In der Schwangerschaft nimmt der Körper tiefgreifende muskuloskelettale Anpassungen vor, berichtet Prof. Dr. Barbara Köhler, Leiterin der Praxis für Beckenbodengesundheit in Zürich.

Bei manchen Frauen persistiert die Rektusdiastase

Am deutlichsten wird das am Bauch. «Dieser muss in der Schwangerschaft extrem anwachsen. Um das zu erlauben, müssen die rechten und linken geraden Bauchmuskeln maximal auseinanderweichen» so die Expertin. Ebenfalls nachgeben müssen die medianen Faszienschichten, aus denen die  Bindegewebsscheide zwischen den Bauchmuskeln besteht. Die sich dann ergebende Lücke zwischen den Bauchmuskeln wird als Rektusdiastase bezeichnet.

Sowohl die Muskulatur als auch die bindegewebige Platte bilden sich bei vielen Frauen nach der Geburt innerhalb der ersten Wochen zurück. Bei manchen Frauen persistiert die Rektusdiastase aber über Monate oder Jahre.

«Ich sehe aus, als wäre ich wieder schwanger»

Das liegt nicht immer an der Muskulatur: Oft haben die Muskeln sogar recht schnell ihre ursprüngliche Position wieder eingenommen.

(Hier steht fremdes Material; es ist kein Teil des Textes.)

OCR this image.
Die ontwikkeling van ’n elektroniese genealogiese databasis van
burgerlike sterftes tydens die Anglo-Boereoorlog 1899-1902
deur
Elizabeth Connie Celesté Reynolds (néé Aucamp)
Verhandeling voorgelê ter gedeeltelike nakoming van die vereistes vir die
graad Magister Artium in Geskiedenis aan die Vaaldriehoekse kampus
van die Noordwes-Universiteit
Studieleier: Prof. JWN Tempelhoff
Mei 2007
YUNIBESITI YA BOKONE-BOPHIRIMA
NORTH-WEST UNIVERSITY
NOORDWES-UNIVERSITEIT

Wie gut die Wiederherstellung der Faszienplatte funktioniert, ist aber unter anderem vom Bindegewebstyp abhängig.

«Hat man ein sehr straffes Bindegewebe, dann kann es dort während der Schwangerschaft zu Einrissen kommen. Sehr weiches Bindegewebe erleidet zwar meist keine Verletzungen, kann aber stark ausleiern. Dann ist auch die Rückbildung deutlich erschwert», so Prof. Köhler.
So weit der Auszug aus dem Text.